Alasan moratorium itu sendiri cukup logis karena tingkat okupansi hotel di Yogyakarta tidak sampai 70 persen. Okupansi yang melebihi 70 persen yang hanya berada di wilayah sekitar ring 1 kawasan Malioboro, sedangkan wilayah lain rendah.
Data Perhimpunan Hotel dana Restoran Indonesia (PHRI) DIY, tingkat okupansi hotel bintang di Kota Yogyakarta pada 2014 sebesar 57,48 persen dan non bintang (melati) 26,77 persen. Sedangkan 2015 tingkat okupansi hotel bintang 57,64 persen dan nonbintang 27,11 persen.
Untuk hotel bintang di ring I, yakni di seputaran Malioboro tingkat huniannya bisa 90 persen. Ring II atau keluar sedikit dari Malioboro tingkat huniannya mencapai 70-80 persen. Sedangkan ring III agak jauh dari Malioboro tingkat okupasinya 60-70 persen.
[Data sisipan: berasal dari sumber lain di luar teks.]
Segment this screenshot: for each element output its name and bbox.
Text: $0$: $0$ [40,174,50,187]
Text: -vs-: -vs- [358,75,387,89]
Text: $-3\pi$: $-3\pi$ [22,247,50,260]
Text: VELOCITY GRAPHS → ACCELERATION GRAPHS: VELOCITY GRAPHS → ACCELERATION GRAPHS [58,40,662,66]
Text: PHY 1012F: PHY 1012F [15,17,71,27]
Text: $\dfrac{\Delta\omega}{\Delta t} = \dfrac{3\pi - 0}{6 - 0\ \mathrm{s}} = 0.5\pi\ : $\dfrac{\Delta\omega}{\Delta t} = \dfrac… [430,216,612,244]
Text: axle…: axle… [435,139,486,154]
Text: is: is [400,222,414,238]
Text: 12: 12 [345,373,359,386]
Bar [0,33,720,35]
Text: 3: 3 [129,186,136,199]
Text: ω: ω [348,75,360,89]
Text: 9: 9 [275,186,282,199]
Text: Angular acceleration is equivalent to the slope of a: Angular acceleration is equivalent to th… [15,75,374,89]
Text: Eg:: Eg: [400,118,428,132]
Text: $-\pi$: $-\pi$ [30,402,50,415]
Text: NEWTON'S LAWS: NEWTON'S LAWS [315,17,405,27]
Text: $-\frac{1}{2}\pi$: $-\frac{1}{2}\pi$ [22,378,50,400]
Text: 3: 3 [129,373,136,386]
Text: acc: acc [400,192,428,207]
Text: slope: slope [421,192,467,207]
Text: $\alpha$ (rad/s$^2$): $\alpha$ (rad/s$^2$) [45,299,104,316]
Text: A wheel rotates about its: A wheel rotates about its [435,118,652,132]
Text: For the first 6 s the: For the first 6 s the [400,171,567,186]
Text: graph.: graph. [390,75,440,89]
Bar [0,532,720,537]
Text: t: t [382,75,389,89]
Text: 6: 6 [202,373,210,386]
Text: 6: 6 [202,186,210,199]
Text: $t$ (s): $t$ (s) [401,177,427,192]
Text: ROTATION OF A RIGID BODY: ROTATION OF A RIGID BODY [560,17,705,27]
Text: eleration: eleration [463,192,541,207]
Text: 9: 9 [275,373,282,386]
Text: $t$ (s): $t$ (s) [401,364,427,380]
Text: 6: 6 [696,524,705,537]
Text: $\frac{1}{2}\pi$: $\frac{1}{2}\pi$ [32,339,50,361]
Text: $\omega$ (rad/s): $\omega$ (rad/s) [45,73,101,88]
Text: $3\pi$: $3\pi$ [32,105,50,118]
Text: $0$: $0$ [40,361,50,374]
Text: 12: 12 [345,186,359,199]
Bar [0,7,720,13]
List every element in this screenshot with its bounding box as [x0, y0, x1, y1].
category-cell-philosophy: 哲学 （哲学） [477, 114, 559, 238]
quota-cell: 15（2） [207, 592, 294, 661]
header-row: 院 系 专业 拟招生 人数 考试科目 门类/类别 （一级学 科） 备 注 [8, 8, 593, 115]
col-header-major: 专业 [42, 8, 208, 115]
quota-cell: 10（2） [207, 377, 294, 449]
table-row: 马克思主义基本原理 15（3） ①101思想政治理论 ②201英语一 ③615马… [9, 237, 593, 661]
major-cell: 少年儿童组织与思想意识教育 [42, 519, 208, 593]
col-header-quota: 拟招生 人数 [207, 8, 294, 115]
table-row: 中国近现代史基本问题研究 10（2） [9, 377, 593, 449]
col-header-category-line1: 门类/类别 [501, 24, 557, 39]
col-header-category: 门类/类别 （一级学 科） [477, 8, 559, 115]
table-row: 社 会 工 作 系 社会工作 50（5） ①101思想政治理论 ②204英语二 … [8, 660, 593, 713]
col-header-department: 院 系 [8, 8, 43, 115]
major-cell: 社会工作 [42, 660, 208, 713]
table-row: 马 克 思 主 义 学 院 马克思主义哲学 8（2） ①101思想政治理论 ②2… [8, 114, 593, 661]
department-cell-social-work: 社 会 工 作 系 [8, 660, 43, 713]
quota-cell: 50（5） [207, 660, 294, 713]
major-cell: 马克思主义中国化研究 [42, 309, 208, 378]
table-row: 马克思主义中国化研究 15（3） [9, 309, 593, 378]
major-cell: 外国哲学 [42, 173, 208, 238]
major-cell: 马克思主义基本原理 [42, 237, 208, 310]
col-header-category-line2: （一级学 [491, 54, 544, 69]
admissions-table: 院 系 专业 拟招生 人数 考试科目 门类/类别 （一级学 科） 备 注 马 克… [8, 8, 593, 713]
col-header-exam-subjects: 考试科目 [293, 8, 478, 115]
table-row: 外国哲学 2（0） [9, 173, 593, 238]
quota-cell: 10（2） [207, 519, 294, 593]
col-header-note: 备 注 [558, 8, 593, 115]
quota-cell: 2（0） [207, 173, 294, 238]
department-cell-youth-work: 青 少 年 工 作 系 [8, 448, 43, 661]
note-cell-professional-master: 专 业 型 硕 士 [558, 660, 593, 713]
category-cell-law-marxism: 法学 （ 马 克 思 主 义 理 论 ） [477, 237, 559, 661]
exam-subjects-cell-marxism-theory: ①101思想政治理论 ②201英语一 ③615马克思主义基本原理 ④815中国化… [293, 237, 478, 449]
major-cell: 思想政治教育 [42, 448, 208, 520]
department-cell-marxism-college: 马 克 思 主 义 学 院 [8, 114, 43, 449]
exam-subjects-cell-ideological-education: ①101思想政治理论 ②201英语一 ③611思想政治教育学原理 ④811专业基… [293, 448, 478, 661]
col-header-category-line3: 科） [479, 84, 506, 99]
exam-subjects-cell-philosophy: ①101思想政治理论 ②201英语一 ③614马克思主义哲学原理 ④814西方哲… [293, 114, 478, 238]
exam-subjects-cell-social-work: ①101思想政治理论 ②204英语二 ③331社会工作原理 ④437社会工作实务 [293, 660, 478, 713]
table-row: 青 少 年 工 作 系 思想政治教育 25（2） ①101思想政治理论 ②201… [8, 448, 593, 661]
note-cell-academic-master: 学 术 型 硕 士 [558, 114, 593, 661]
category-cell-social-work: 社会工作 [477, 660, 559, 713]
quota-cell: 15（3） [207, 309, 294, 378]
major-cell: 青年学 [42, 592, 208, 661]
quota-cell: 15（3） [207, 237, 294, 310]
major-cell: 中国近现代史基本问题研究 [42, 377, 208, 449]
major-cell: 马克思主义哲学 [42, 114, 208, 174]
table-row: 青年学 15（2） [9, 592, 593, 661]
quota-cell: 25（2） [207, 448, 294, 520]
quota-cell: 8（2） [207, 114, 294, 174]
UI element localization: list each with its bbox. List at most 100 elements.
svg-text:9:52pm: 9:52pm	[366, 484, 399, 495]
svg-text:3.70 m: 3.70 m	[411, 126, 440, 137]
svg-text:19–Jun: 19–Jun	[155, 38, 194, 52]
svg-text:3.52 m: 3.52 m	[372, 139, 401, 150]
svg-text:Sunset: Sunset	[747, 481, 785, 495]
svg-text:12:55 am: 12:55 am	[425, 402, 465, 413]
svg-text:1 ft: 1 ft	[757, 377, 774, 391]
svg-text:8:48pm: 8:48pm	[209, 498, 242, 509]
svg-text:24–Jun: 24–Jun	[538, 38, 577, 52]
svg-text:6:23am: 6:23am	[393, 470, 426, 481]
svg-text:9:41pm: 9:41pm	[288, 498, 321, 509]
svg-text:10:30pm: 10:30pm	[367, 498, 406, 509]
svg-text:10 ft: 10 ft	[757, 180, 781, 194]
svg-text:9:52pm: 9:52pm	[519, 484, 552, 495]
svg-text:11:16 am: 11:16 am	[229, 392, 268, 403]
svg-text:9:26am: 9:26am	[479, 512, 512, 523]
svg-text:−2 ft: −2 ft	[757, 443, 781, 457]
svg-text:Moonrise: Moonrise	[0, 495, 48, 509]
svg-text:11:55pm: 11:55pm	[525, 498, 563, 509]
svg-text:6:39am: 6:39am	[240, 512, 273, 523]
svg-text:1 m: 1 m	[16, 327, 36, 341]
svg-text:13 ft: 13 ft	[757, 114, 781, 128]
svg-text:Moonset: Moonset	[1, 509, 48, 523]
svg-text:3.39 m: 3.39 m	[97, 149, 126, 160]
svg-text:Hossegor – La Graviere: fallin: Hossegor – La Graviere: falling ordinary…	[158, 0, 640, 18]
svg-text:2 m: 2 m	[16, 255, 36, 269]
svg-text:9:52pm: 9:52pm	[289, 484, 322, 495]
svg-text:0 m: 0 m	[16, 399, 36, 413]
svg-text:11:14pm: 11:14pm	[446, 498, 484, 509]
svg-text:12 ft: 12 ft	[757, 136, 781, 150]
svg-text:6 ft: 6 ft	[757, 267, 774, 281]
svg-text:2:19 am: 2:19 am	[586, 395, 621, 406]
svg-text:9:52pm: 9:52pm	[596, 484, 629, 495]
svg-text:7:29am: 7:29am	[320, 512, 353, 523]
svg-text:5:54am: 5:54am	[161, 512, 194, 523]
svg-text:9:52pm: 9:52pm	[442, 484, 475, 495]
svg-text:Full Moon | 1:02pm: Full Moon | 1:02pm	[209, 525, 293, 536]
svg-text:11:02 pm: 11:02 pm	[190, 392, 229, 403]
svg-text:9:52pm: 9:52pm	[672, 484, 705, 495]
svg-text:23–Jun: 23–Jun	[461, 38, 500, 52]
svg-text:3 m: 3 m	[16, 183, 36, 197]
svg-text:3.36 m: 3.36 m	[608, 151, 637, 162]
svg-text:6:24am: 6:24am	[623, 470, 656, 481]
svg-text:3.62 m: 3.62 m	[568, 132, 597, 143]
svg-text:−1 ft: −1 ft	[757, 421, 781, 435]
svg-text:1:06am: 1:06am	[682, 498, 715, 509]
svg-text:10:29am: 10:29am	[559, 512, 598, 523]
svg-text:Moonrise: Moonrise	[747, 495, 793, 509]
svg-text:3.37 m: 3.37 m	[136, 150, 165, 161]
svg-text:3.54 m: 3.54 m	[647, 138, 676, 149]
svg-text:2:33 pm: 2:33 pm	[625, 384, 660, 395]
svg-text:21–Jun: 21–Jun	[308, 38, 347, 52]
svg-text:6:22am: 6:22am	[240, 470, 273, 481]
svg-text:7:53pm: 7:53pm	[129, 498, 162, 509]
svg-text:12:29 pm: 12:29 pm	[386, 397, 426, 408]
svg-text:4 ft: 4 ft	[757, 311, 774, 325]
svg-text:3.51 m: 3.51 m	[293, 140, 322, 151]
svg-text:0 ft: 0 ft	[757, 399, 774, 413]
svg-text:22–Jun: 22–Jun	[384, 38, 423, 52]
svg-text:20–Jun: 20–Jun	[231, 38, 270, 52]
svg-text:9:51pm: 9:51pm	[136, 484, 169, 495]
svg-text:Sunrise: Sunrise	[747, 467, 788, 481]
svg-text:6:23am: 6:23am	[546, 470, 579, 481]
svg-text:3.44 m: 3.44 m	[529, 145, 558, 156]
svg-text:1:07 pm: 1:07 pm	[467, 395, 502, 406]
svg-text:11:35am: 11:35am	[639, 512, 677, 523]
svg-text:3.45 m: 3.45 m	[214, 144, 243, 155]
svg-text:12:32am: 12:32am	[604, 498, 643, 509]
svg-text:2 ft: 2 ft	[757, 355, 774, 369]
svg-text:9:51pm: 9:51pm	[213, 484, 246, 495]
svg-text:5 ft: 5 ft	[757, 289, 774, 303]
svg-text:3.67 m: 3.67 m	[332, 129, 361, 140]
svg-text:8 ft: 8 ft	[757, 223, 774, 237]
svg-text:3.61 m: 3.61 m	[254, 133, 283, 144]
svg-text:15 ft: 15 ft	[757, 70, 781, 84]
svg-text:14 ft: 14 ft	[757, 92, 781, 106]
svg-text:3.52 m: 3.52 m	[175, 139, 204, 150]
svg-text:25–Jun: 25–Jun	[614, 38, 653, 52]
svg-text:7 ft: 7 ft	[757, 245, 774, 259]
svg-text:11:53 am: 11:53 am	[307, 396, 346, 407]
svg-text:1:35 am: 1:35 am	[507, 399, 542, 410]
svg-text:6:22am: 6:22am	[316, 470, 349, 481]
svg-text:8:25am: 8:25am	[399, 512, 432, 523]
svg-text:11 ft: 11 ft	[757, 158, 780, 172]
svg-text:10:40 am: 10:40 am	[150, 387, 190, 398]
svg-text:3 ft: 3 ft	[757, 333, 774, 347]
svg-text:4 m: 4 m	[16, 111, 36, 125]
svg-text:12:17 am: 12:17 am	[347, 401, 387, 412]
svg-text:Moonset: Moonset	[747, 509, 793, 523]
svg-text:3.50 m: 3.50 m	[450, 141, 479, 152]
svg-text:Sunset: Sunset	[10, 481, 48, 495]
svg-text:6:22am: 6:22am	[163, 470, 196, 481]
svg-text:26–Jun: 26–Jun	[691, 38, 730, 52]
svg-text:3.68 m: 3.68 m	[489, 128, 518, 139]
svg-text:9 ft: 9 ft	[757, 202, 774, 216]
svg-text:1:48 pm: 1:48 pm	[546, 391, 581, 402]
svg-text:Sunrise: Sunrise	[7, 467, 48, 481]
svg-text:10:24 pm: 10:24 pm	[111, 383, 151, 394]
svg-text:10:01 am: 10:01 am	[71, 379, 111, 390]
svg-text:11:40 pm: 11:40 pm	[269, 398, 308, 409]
Hingga Maret 2016 tercatat jumlah hotel di DIY ada 87 hotel bintang dan 1.100 hotel nonbintang atau melati.
Namun di tengah moratorium tersebut, DPRD Kota Yogya belum lama ini juga menelurkan Perda Rumah Susun (Rusun). Perda tersebut disahkan pada akhir Februari lalu.
Dalam Perda tersebut, terdapat empat jenis rusun yang diatur, yaitu rusun umum, khusus, negara dan komersial. Apartemen masuk dalam kategori rusun komersial.
Perda rusun sendiri sudah dicetuskan sejak tahun 2011 lalu, tetapi pembahasannya molor sehingga baru disahkan tahun ini. DPRD Kota Yogya menyebut bahwa Perda ini juga dibuat untuk menghindari kasus apartemen bodong yang marak terjadi di Kota Yogyakarta beberapa waktu lalu.
Aturan yang dibuat untuk menghindari kasus penipuan apartemen bodong, yakni setiap pengembang yang hendak melakukan pemasaran wajib membuat pengikatan jual beli. Pengikatan jual beli tersebut baru bisa dilakukan jika pengembang sudah mengantongi izin mendirikan bangunan (IMB), status tanah sudah jelas, serta keterbangunan sudah mencapai 20 persen.
"Kami tidak ingin, izin belum diperoleh namun sudah dijual ke mana-mana. Konsumen harus mendapatkan perlindungan," ujar Ketua Panitia Khusus (Pansus) Rancangan Perda Rusun DPRD Kota Yogya, Tatang Setiawan beberapa waktu lalu.
Namun keberadaan Perda ini pun dipertanyakan oleh aktivis Wahana Lingkungan Hidup Indonesia (Walhi) Yogyakarta. Benarkah warga Yogya sudah butuh apartemen dan rusun?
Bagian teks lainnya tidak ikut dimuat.